Alex Levine, UCLA

Cell Quakes: The mechanics of active polymer networks and microrheology in living cells

Friday February 22, 4pm, Phillips 332
(refreshments served in Phillips 330 starting at 3:30)

Abstract:
The mechanics of the in vivo cytoskeleton is controlled in part by the details of its non-equilibrium steady-state. In this ``active'' material, molecular motors (e.g. myosin) exert transient contractile stresses on the F-actin filament network. Since microrheology traditionally relies of the linear response properties of the soft materials in thermal equilibrium, this departure from equilibrium has profound implications for the interpretation of microrheological data from the interior of living cells and in vitro active networks.
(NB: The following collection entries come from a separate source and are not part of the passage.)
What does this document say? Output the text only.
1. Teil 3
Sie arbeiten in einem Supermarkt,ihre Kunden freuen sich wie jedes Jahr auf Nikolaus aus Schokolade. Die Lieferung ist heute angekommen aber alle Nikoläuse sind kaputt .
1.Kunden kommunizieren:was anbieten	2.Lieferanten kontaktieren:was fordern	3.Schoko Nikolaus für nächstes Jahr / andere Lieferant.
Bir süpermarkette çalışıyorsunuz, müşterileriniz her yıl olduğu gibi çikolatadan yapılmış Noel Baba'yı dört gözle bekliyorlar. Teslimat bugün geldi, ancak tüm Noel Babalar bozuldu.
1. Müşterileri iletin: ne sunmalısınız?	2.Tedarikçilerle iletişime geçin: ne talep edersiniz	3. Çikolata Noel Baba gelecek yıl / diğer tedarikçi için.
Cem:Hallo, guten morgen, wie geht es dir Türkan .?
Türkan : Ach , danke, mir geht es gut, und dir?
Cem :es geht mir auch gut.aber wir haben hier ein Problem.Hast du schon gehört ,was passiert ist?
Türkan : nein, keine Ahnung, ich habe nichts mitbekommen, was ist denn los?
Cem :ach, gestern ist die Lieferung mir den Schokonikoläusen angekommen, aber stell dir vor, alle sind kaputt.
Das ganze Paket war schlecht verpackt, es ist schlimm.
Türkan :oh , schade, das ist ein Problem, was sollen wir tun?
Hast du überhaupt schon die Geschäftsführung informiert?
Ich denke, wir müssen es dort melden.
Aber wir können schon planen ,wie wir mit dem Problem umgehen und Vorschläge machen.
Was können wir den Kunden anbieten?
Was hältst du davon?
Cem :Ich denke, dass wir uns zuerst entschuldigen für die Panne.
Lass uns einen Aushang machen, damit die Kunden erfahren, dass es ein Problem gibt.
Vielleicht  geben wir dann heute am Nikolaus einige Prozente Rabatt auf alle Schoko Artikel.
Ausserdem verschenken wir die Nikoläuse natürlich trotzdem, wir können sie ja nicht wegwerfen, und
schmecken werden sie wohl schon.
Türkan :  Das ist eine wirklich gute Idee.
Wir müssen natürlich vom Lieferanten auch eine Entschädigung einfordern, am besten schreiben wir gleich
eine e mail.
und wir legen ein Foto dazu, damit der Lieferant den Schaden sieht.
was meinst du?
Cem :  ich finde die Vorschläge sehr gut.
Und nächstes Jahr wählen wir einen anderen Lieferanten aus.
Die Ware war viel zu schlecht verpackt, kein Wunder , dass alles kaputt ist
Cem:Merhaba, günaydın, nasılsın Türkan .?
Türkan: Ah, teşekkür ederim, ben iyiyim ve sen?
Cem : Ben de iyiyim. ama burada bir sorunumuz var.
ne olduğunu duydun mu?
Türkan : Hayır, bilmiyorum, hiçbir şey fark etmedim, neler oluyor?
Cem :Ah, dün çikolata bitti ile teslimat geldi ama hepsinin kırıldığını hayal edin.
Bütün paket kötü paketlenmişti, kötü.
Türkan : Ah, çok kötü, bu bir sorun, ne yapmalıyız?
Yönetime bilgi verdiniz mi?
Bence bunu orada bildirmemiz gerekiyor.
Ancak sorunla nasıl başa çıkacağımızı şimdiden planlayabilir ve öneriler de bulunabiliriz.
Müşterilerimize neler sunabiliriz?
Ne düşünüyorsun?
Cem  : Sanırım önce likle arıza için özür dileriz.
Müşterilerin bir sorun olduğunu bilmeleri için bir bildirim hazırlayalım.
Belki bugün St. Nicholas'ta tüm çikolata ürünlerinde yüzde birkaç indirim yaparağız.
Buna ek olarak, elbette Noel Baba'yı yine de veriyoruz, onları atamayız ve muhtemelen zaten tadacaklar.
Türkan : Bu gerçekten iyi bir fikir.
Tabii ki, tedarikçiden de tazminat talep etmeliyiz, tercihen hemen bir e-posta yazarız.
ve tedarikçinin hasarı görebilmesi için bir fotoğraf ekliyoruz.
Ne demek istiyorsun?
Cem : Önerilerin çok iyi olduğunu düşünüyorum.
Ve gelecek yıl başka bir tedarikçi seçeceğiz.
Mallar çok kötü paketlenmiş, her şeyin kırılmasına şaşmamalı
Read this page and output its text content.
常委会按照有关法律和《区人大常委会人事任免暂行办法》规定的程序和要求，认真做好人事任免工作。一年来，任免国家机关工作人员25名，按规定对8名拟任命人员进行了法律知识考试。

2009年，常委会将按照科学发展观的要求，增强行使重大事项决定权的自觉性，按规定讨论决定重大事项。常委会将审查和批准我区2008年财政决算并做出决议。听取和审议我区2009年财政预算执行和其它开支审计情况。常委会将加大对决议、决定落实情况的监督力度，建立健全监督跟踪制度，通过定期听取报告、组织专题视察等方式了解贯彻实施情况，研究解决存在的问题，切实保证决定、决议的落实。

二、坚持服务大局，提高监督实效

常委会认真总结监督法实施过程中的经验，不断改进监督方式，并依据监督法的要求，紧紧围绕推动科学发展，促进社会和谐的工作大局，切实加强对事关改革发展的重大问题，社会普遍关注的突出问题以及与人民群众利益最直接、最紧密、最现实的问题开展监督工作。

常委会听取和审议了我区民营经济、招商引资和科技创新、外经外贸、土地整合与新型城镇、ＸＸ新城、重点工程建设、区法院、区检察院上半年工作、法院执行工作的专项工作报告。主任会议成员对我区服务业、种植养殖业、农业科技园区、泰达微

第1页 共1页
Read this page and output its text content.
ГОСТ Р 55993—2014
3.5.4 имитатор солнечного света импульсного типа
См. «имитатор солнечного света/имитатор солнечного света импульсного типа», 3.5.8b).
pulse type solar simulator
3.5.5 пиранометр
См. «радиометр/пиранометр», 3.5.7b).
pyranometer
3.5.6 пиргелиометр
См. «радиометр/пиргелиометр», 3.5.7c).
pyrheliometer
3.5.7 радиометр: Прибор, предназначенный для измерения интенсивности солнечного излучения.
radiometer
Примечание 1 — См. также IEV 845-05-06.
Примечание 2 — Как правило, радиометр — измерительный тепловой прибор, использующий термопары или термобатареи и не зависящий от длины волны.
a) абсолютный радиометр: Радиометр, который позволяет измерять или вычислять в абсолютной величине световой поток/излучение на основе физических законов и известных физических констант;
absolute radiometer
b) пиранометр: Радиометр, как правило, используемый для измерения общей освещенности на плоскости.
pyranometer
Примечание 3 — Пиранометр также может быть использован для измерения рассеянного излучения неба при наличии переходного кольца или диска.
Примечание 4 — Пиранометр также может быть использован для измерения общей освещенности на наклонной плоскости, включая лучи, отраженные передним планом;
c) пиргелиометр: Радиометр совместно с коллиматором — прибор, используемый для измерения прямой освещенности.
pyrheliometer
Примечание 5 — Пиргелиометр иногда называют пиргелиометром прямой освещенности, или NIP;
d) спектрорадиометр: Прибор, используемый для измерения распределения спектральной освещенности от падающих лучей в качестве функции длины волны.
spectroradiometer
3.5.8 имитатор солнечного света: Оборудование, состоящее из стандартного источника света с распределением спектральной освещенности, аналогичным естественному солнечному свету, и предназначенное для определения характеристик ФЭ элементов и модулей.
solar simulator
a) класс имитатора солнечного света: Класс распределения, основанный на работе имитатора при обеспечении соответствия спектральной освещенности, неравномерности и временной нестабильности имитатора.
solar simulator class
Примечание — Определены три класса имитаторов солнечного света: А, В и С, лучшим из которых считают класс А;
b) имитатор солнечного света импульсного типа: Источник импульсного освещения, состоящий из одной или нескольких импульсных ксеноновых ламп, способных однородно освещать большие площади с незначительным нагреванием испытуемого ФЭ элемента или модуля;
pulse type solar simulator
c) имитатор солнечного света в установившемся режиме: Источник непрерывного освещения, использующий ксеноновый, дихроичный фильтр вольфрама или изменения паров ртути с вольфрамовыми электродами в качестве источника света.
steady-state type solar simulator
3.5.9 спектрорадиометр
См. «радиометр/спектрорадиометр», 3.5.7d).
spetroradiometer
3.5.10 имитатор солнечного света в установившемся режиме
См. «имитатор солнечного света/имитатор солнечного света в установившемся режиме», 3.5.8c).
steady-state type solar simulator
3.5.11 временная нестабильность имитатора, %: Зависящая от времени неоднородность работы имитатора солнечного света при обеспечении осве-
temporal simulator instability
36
In active networks, such as the in vitro systems of Mizuno et al. [Science 315 (5810) pp. 370-373 (2007).] and in living cells, the underlying theoretical foundation of the interpretation of microrheology -- the Fluctuation-Dissipation theorem -- does not apply. New ideas are needed.

In this talk, I review microrheology, and then discuss a new theoretical interpretation of microrheology in active (i.e. molecular motor driven) networks. I also explore how molecular motor activity can reversibly control the elastic properties of these active gels. The cytoskeleton points towards the development of new biomimetic materials whose elastic properties can be tuned by controlling the material's non-equilibrium steady-state.